From a Communist Area to a Mosque in Germany

October 17, 2008

Author: Melissa Eddy

Source: The Seattle Times

Wire Service: AP

http://seattletimes.nwsource.com/html/nationworld/2008277010_mosque17.html

The first mosque with a minaret and a dome in Germany's formerly communist east opened Thursday as police corralled protesters behind a roadblock three blocks away.

As police blocked off the street, the Ahmadiyya Muslim community celebrated the construction of the Khadija Mosque, a white, two-story structure capped with a 42-foot silver dome in Berlin's Pankow district.

Several blocks away, some 300 people attended a protest organized by grass-roots group that opposes what it considers the Ahmadis' strict religious beliefs and a lack of religious freedom in Muslim countries.

Most of Germany's more than 3 million Muslims come from Turkey and live in the West. Berlin has some 70 mosques, mostly tucked away in old warehouses or other nondescript buildings in western parts of the city.

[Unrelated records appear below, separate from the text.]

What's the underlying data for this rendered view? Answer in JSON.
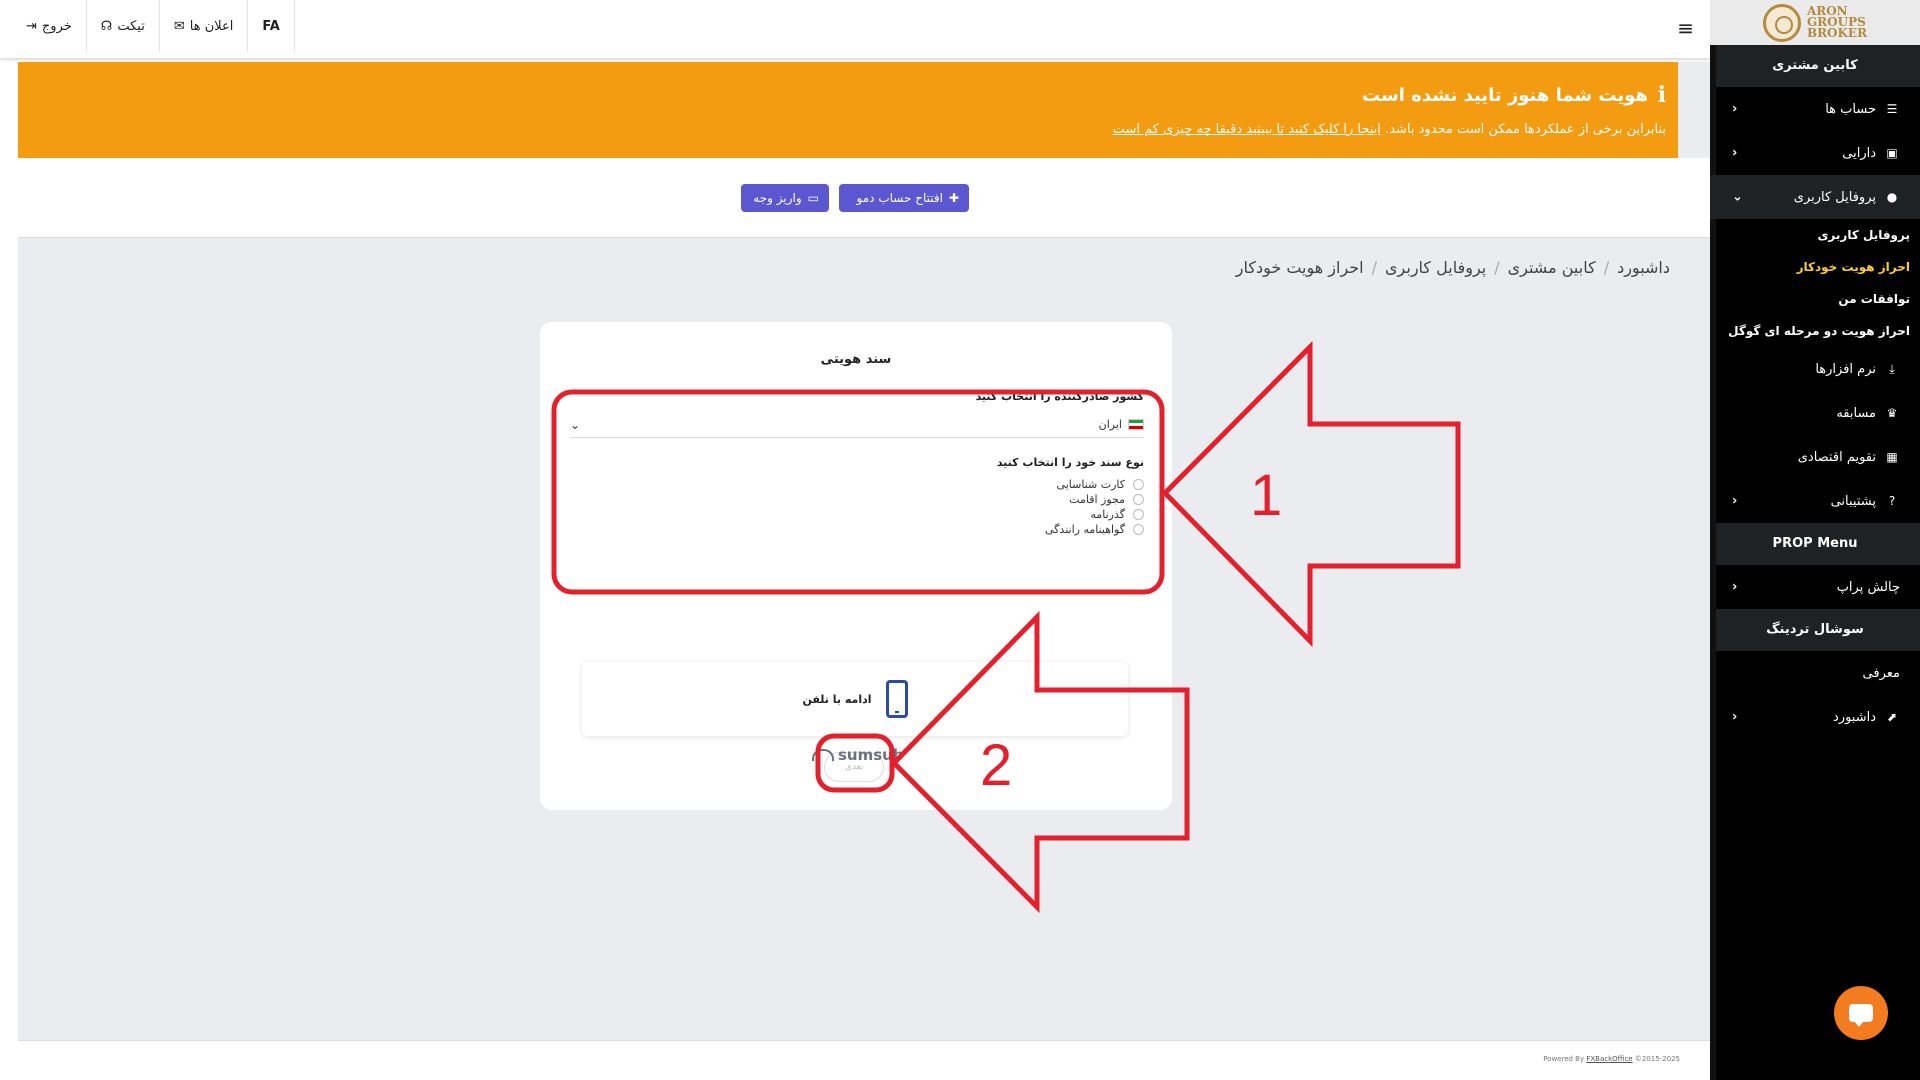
{
  "logo": {
    "line1": "ARON",
    "line2": "GROUPS",
    "line3": "BROKER"
  },
  "sidebar": {
    "section_client": "کابین مشتری",
    "items": [
      {
        "label": "حساب ها",
        "icon": "list-icon"
      },
      {
        "label": "دارایی",
        "icon": "wallet-icon"
      },
      {
        "label": "پروفایل کاربری",
        "icon": "user-icon"
      }
    ],
    "sub_items": [
      {
        "label": "پروفایل کاربری"
      },
      {
        "label": "احراز هویت خودکار"
      },
      {
        "label": "توافقات من"
      },
      {
        "label": "احراز هویت دو مرحله ای گوگل"
      }
    ],
    "items2": [
      {
        "label": "نرم افزارها",
        "icon": "download-icon"
      },
      {
        "label": "مسابقه",
        "icon": "trophy-icon"
      },
      {
        "label": "تقویم اقتصادی",
        "icon": "calendar-icon"
      },
      {
        "label": "پشتیبانی",
        "icon": "question-icon"
      }
    ],
    "section_prop": "PROP Menu",
    "prop_items": [
      {
        "label": "چالش پراپ"
      }
    ],
    "section_social": "سوشال تردینگ",
    "social_items": [
      {
        "label": "معرفی"
      },
      {
        "label": "داشبورد"
      }
    ]
  },
  "header": {
    "lang": "FA",
    "notifications": "اعلان ها",
    "ticket": "تیکت",
    "logout": "خروج"
  },
  "alert": {
    "title": "هویت شما هنوز تایید نشده است",
    "text_prefix": "بنابراین برخی از عملکردها ممکن است محدود باشد.",
    "link": "اینجا را کلیک کنید تا ببینید دقیقا چه چیزی کم است"
  },
  "actions": {
    "open_demo": "افتتاح حساب دمو",
    "deposit": "واریز وجه"
  },
  "breadcrumb": [
    "داشبورد",
    "کابین مشتری",
    "پروفایل کاربری",
    "احراز هویت خودکار"
  ],
  "verification": {
    "title": "سند هویتی",
    "country_label": "کشور صادرکننده را انتخاب کنید",
    "country_value": "ایران",
    "doc_type_label": "نوع سند خود را انتخاب کنید",
    "doc_types": [
      "کارت شناسایی",
      "مجوز اقامت",
      "گذرنامه",
      "گواهینامه رانندگی"
    ],
    "continue_phone": "ادامه با تلفن",
    "next": "بعدی"
  },
  "provider": "sumsub",
  "footer": {
    "powered": "Powered By",
    "brand": "FXBackOffice",
    "years": "©2015-2025"
  },
  "annotations": {
    "label1": "1",
    "label2": "2",
    "color": "#e3202b"
  },
  "colors": {
    "alert": "#f39c12",
    "primary_button": "#5b57d1",
    "sidebar": "#000000",
    "active_sub": "#ffcc33",
    "chat": "#f37b20"
  }
}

"This one is special," said Fazlur Rehman Anwar, a member of the Ahmadiyya community in Hamburg, who was in Berlin for the opening. "It is in the capital. It is the first one in [the former] East Germany."

The city's top security official welcomed the new Muslim house of worship and expressed hope it would help in the integration of the city's roughly 220,000 Muslims.